Commodities were mixed overnight in which WTI crude futures remained afloat after the prior day’s gains of more than 2% to above the USD 58.00/bbl and its best levels in 4 months. This was attributed to risk sentiment and inventory data as the DoE inventories report showed an unexpected drawdown in headline crude stockpiles, while analysts also noted lingering factors such as Venezuela output uncertainty and OPEC+ reductions adding to the bullish backdrop for prices. Elsewhere, gold continued to pullback marginally overnight as the greenback found mild reprieve and copper was dampened after the poor Industrial Production numbers and subsequent underperformance from its largest buyer China.
US is seeking to reduce Iran oil sales by about 20% to below 1mln bpd from May and is likely to renew sanctions waivers to Iranian oil buyers but could deny waivers to countries not using them, according to sources. (Newswires)
CME lowered COMEX 5000 silver futures margins by 8.4% to USD 3300 per contract and lowered COMEX copper futures margins by 11.1% to USD 2400 per contract. (Newswires)
US plans to test-launch missiles later this year after President Trump recently pulled out of the Nuclear Force Treaty. (Newswires)

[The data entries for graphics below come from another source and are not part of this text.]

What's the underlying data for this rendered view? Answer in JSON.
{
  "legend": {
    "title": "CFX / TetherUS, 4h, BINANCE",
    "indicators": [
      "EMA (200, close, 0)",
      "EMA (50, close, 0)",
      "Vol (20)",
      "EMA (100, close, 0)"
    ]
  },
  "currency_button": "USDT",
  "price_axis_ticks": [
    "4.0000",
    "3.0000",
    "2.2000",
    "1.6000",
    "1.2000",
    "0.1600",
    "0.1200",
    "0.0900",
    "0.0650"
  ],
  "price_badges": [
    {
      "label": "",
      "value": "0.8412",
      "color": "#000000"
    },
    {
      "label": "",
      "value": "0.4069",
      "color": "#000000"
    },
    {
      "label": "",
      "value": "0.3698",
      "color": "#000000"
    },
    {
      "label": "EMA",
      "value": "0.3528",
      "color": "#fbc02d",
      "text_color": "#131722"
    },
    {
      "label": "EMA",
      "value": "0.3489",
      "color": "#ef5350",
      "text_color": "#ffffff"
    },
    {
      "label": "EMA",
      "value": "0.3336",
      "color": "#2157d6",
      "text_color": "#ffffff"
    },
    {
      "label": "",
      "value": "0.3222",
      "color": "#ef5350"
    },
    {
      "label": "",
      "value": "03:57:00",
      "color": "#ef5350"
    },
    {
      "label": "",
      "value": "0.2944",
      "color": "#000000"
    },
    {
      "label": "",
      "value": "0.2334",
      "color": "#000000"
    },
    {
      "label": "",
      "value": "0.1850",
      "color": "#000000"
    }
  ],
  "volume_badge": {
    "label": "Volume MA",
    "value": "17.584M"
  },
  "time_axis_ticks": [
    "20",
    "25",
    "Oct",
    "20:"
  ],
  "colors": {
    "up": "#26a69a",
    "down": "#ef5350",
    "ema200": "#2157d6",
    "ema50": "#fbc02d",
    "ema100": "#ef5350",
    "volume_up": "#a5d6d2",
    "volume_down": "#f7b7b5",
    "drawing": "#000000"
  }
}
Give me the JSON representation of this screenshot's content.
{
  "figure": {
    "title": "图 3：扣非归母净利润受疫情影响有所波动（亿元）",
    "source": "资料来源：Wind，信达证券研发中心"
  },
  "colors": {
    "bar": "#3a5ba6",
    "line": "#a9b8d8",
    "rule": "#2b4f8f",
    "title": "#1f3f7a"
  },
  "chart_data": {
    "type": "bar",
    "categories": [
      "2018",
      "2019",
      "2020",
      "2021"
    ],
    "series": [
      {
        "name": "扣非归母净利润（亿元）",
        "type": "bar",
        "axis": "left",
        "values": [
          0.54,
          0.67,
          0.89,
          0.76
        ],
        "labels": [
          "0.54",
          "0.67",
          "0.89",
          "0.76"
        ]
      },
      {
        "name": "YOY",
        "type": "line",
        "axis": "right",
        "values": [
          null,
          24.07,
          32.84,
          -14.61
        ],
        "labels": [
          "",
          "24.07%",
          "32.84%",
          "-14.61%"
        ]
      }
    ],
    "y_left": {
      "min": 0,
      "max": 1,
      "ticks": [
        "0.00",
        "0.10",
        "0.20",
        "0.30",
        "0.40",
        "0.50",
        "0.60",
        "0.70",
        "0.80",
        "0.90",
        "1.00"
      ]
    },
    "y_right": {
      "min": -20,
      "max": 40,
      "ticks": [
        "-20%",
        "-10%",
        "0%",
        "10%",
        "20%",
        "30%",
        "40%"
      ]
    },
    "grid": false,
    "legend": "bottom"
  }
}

US Senate voted 54-46 to end US support for the Saudi-led war in Yemen. (Newswires)
Treasury futures were in the red as US traders got to their desks in the morning’s risk on sentiment but pared back losses as the session progressed. The T-plex got off on a downward path as CTAs and real money reportedly pared long positions in the front-end through the belly while the leveraged accounts weighed down the long-end. The long-end of the curve sold off going into the Treasury auction for USD 16bln of 30-yr bonds today, which saw a high yield of 3.014%, the lowest yield since July last year and tailing the WI by 0.8bps. Domestic demand was a little disappointing with directs taking a small share and dealers taking a large share, although indirects took a fair chunk too. Going into settlement, there was steepening across the curve with the front-to-long end being the most pronounced, 2s/30s widened by 1.8bps. US T-note futures (M9) settled half a tick lower at 122-27+.